Mickey Mouse est désormais tombé dans le domaine public. Les entreprises belges peuvent-elles désormais proposer des produits et services commerciaux autour de la célèbre souris ? Un expert en droit d’auteur le déconseille.
En 1928, Mickey et Minnie apparaissent pour la première fois à l’écran, dans le célèbre court métrage “Le Bateau à vapeur de Willie”. On y voit un Mickey Mouse en noir et blanc tenant en sifflotant le gouvernail de son bateau à vapeur. Après près de cent ans, ces personnages populaires créés par feu Walt Disney Mickey tombent enfin dans le domaine public. Enfin, pour une petite partie seulement. Car pour les œuvres les plus populaires, la réglementation sur le droit d’auteur est plus complexe.

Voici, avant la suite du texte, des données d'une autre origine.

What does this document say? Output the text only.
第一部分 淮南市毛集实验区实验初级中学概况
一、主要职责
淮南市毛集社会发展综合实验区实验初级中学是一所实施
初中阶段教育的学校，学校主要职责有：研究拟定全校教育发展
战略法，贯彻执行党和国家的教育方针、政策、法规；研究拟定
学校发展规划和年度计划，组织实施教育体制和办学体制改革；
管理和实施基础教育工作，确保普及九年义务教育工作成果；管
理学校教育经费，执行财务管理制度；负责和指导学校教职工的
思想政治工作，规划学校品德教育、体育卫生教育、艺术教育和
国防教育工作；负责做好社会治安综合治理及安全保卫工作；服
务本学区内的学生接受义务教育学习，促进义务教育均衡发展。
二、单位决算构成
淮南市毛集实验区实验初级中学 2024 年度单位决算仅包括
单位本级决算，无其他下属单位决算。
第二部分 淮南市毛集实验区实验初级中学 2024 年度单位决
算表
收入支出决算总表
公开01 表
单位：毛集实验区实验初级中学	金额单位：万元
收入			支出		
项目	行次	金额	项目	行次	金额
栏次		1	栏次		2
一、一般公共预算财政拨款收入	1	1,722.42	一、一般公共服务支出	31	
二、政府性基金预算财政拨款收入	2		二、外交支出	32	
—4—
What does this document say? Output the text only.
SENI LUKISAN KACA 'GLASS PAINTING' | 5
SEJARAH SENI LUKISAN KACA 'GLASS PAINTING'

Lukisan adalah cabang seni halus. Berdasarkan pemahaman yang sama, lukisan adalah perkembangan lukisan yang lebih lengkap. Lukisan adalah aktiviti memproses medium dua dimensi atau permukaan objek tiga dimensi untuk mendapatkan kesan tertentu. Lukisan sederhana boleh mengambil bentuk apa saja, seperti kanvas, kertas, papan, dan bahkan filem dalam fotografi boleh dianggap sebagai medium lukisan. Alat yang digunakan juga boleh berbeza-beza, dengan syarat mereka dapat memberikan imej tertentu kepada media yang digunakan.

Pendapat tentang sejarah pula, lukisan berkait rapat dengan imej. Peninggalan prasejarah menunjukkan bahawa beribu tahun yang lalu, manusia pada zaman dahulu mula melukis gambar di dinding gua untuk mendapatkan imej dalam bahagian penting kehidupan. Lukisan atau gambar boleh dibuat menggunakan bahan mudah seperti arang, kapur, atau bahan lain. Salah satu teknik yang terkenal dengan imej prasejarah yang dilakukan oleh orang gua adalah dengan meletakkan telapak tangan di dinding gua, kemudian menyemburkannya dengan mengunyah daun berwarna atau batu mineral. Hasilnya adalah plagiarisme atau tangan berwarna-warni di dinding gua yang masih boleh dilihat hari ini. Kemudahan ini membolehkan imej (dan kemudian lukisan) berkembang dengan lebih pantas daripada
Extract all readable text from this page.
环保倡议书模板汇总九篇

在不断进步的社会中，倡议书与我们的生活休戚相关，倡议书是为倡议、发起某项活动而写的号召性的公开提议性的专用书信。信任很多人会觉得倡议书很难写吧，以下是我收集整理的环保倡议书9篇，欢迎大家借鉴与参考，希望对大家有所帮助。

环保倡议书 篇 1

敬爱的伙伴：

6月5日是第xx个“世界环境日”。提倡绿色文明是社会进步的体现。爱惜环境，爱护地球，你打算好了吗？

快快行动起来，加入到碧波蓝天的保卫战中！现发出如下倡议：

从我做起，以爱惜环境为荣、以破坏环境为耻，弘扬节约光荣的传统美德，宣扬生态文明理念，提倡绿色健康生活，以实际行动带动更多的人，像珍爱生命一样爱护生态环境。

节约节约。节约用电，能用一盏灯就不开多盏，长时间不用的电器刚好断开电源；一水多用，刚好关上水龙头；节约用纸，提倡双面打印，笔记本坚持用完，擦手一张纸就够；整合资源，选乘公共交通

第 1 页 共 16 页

“Le droit d’auteur s’applique à tous les types d’œuvres créatives, mais la réglementation varie considérablement d’un pays à l’autre. En Belgique, les œuvres tombent dans le domaine public 70 ans après la mort de l’auteur, mais aux États-Unis, pour certaines œuvres, c’est calculé en fonction de la date de publication. Disney est ainsi parvenu à retarder l’expiration du droit d’auteur sur Mickey Mouse. Normalement, “Le Bateau à vapeur de Willie” aurait dû tomber dans le domaine public dès 1984, mais en raison d’un lobbying intense de Disney, le droit d’auteur a été prolongé aux États-Unis”, explique Jozefien Vanherpe, professeur de droit de la propriété intellectuelle à la KU Leuven.
Quelles en sont les conséquences ? Par exemple, un boulanger peut-il vendre demain des pains aux raisins en forme de tête de Mickey Mouse ?
“C’est là que ça se complique. Il est important de savoir que seul le Mickey du bateau à vapeur de Willie est rentré dans le domaine public. Il s’agit donc de la version la plus ancienne de Mickey et Minnie et non de celle plus récente comme celle que nous connaissons par exemple dans les films Fantasia et autres œuvres. Il a aussi un deuxième bémol tout aussi important. Disney n’est pas que propriétaire du droit d’auteur, il a également enregistré toute une série de marques déposées, dont certaine portant le nom et la forme de Mickey Mouse. Ces droits protègent la source de l’œuvre et n’ont pas de dates d’expiration. Si Disney peut prouver devant un tribunal qu’un produit fait référence à sa marque, il peut exiger l’arrêt de l’utilisation, avec une indemnisation élevée en prime. Si vous vous demandez pourquoi Disney n’a pas tenté une énième fois de faire pression pour empêcher l’expiration du droit d’auteur, c’est bien à cause de cela.”
Disney se prépare-t-il donc à engager des poursuites judiciaires contre toute personne utilisant Mickey Mouse ?
“Par le passé, Disney a intenté de nombreuses actions en justice contre l’utilisation de Mickey Mouse. Cela ne l’a pas rendu particulièrement populaire, et il en est conscient. C’est aussi là une autre raison pour laquelle l’entreprise n’a pas bataillé à l’extrême pour retarder l’expiration du droit d’auteur. Leur image publique est cruciale, mais il est bien sûr difficile de dire comment ils réagiront maintenant.”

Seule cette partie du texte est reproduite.